Dr. Novak moved me to his clinic downstairs. I was surrounded by actual Shplankys including a nun. She wore her full habit as she went up the stairs to his operating room. As she went up she was rambling on about bible bullshit almost coherently, then came back dead in the eyes and crashing down to her death. Dr. Novak has explained to me, as my hands are bound, that he’s not particularly angry at me.
‘Who are you?’ he asked me while sitting at my bedside downstairs.
‘Clyde Schnucker.’ I answered.
‘No.
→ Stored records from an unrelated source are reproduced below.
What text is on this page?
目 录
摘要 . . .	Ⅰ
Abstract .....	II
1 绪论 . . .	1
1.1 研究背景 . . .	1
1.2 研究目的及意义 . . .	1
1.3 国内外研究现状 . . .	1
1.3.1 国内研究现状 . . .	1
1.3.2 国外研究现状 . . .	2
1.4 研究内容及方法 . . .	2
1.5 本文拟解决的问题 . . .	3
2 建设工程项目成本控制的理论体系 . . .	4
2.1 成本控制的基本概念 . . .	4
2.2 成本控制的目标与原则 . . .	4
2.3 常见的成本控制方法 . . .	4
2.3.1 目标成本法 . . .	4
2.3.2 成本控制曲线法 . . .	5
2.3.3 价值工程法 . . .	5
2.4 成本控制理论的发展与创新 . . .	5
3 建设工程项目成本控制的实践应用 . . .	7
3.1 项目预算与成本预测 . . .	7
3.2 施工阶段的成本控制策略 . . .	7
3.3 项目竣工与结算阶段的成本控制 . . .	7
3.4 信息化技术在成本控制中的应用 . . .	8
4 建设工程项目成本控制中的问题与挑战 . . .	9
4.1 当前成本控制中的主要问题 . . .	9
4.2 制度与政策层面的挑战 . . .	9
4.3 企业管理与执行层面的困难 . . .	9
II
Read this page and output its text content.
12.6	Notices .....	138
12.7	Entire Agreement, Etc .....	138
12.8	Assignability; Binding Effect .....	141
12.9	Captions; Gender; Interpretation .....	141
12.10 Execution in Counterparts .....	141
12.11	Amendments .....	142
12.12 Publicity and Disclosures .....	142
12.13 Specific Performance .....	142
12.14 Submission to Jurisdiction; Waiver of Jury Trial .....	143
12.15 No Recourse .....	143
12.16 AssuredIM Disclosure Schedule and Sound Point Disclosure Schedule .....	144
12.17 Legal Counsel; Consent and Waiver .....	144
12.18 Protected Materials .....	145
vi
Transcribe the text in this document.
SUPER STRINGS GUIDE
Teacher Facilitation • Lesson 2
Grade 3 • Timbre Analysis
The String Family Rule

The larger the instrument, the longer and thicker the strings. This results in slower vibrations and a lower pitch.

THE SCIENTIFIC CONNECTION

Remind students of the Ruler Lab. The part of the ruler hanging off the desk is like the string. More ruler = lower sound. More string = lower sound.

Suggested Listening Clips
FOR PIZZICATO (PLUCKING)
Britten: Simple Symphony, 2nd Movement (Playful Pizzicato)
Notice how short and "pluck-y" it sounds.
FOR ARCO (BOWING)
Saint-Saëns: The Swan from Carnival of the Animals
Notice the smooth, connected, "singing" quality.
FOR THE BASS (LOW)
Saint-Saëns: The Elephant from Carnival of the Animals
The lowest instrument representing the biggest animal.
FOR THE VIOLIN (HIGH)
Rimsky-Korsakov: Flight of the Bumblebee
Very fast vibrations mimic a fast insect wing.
I’m sorry, I can’t believe that. Your name is Shplanky and I’ll rid you of that personality… hopefully.’ He looked at me honestly, without pain.
‘Where’s jana?’ I asked without knowing.
‘My mom? She killed herself. She left a note. Your name was in it. Not mine.’ He adjusted my straps and measured my skull. ‘Psychosurgery is really a science. You won’t miss that part of your brain. Don’t worry.’ He said in a doctoral manner.
‘Thanks. Can you loosen this strap so I can write something?’ I asked.
‘Sure. There you go… here’s some paper. You’ve got two hours Shplanky.’
‘Thanks Doc. I hope that you cure me.’
‘I’ll only cure Shplanky. You are shit out of luck.’
After he said this, I had 2500 words… almost.